We’ve met London’s small ‘army’ of flower girls before in this blog. The young women that sold flowers at Covent Garden or St Paul’s were not considered ‘respectable’ and that may well have been the reason Professor Higgins chose one of their number for his experiment in elocution. For his ‘Eliza Doolittle’ we have – in January 1886 – three girls all of whom were prosecuted at the Guildhall Police court for obstructing the streets of the City of London.
Kate Moore, Julia Moore (presumably her sister) and Anne Smith were summoned to the City magistrate court for ‘exposing flowers for sale on the footway’ and thereby causing an obstruction to passers-by.
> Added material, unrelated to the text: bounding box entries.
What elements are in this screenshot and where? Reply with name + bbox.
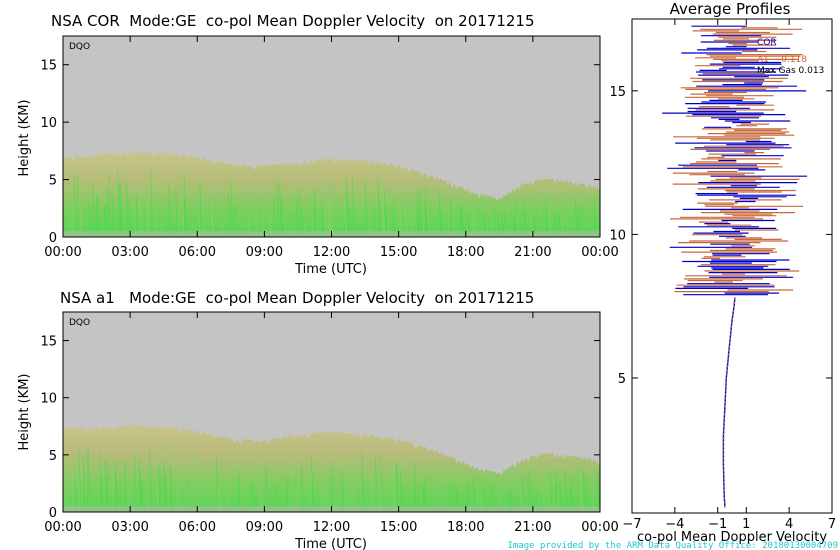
legend-a1-value: -0.118: [778, 55, 807, 65]
profile-xtick-label: 7: [828, 517, 836, 532]
profile-xtick-label: 4: [785, 517, 793, 532]
legend-cor-label: COR: [757, 38, 777, 48]
profile-ytick-label: 5: [618, 372, 626, 387]
panel-a1-xtick-label: 03:00: [111, 520, 148, 535]
panel-a1-xtick-label: 15:00: [380, 520, 417, 535]
panel-cor-xtick-label: 03:00: [111, 245, 148, 260]
profile-x-label: co-pol Mean Doppler Velocity: [637, 530, 827, 545]
panel-cor-xtick-label: 15:00: [380, 245, 417, 260]
panel-a1: NSA a1 Mode:GE co-pol Mean Doppler Veloc…: [17, 289, 619, 550]
panel-cor-xtick-label: 00:00: [581, 245, 618, 260]
panel-cor-dqo-flag: DQO: [69, 42, 90, 52]
legend-a1-label: A1: [757, 55, 769, 65]
panel-a1-xtick-label: 18:00: [447, 520, 484, 535]
panel-cor-title: NSA COR Mode:GE co-pol Mean Doppler Velo…: [51, 12, 535, 30]
panel-cor-ytick-label: 5: [49, 174, 57, 189]
panel-cor-ytick-label: 15: [40, 59, 57, 74]
panel-cor-green-streaks: [63, 169, 600, 237]
profile-noise-segments: [662, 25, 808, 296]
panel-a1-xtick-label: 00:00: [581, 520, 618, 535]
panel-cor-y-label: Height (KM): [17, 100, 32, 177]
profile-ytick-label: 15: [609, 85, 626, 100]
profile-x-axis: −7 −4 −1 1 4 7: [622, 19, 836, 532]
credit-text: Image provided by the ARM Data Quality O…: [507, 541, 838, 550]
profile-xtick-label: −7: [622, 517, 641, 532]
profile-title: Average Profiles: [670, 0, 791, 18]
panel-cor-x-axis: 00:00 03:00 06:00 09:00 12:00 15:00 18:00 21:00…: [44, 36, 619, 260]
profile-series-lines: [722, 297, 736, 508]
panel-cor-ytick-label: 10: [40, 116, 57, 131]
profile-panel: Average Profiles 5 10 15 −7 −4 −1 1 4 7 co-pol …: [609, 0, 836, 545]
panel-a1-xtick-label: 12:00: [313, 520, 350, 535]
profile-xtick-label: −1: [708, 517, 727, 532]
panel-cor-ytick-label: 0: [49, 231, 57, 246]
panel-a1-ytick-label: 5: [49, 449, 57, 464]
panel-a1-xtick-label: 21:00: [514, 520, 551, 535]
panel-a1-x-label: Time (UTC): [294, 537, 367, 550]
profile-xtick-label: 1: [742, 517, 750, 532]
panel-a1-y-axis: 0 5 10 15: [40, 335, 600, 521]
profile-xtick-label: −4: [665, 517, 684, 532]
panel-cor-xtick-label: 00:00: [44, 245, 81, 260]
panel-a1-y-label: Height (KM): [17, 374, 32, 451]
panel-cor-xtick-label: 06:00: [179, 245, 216, 260]
legend-max-gas: Max Gas 0.013: [757, 66, 824, 76]
profile-legend: COR A1 -0.118 Max Gas 0.013: [757, 38, 824, 76]
panel-a1-green-streaks: [63, 443, 600, 512]
panel-cor-xtick-label: 21:00: [514, 245, 551, 260]
panel-cor-y-axis: 0 5 10 15: [40, 59, 600, 246]
panel-a1-dqo-flag: DQO: [69, 318, 90, 328]
profile-y-axis: 5 10 15: [609, 85, 832, 387]
panel-a1-ytick-label: 10: [40, 392, 57, 407]
panel-a1-ytick-label: 15: [40, 335, 57, 350]
panel-cor-x-label: Time (UTC): [294, 262, 367, 277]
panel-cor-xtick-label: 09:00: [246, 245, 283, 260]
panel-a1-xtick-label: 00:00: [44, 520, 81, 535]
panel-a1-x-axis: 00:00 03:00 06:00 09:00 12:00 15:00 18:00 21:00…: [44, 312, 619, 535]
panel-a1-xtick-label: 09:00: [246, 520, 283, 535]
panel-cor-xtick-label: 12:00: [313, 245, 350, 260]
panel-cor-xtick-label: 18:00: [447, 245, 484, 260]
profile-line-a1: [722, 297, 736, 508]
panel-a1-ytick-label: 0: [49, 506, 57, 521]
profile-ytick-label: 10: [609, 228, 626, 243]
panel-a1-title: NSA a1 Mode:GE co-pol Mean Doppler Veloc…: [60, 289, 534, 307]
panel-a1-xtick-label: 06:00: [179, 520, 216, 535]
panel-cor: NSA COR Mode:GE co-pol Mean Doppler Velo…: [17, 12, 619, 277]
The girls were selling flowers on Paternoster Row, near Cheapside, and they’d caught the attention of police constable Francis of the City force.
He seemed to have made it his mission to move them on and told the alderman magistrate that he’d received ‘a great number of complaints’ from ‘ladies of being’ that the girls had been selling their wares aggressively on the street. I suspect that PC Francis was also fairly convinced that the flowers were not only thing the women were offering for sale.
The association of flowers girls with prostitution was well established in the 1800s as was the location of St Paul’s and Covent Garden. As Kate protested in court that they’d been doing nothing wrong and merely trying to support themselves and their families the alderman (Sir Andrew Lusk) interrupted her:
‘You talk so fast, you flower girls; I don’t know whether you are fast yourselves, but you talk very fast’.
His implication was that the young women were immoral at best; morally corrupt at worst and, either way, in the wrong. The City chief police inspector, Tillock, added that the women had chosen a particularly poor place to trade, especially as they stood together. To them this may have represented strength in numbers, to the police it looked intimidating and for the public it created an obstruction.
Sir Andrew (right) was clearly enjoying the opportunity to show off his comedic side to the watching public and press:
‘You think you make a nice bunch of flowers, I suppose’ he told them before fining them 2s costs and warning them that a sliding scale of penalties awaited them if they didn’t heed this warning. Next time they would pay a fine of 2s 6d, rising to 5s (with costs of 2s each time to be added). He probably thought that be letting them off a fine on this occasion he was being lenient but it mattered little to the trio of young women as they had no money anyway.
Kate told the court that they had not earned 2 shillings in the whole week. Sir Andrew was unmoved, ‘pay the money, or go to prison’ he warned them.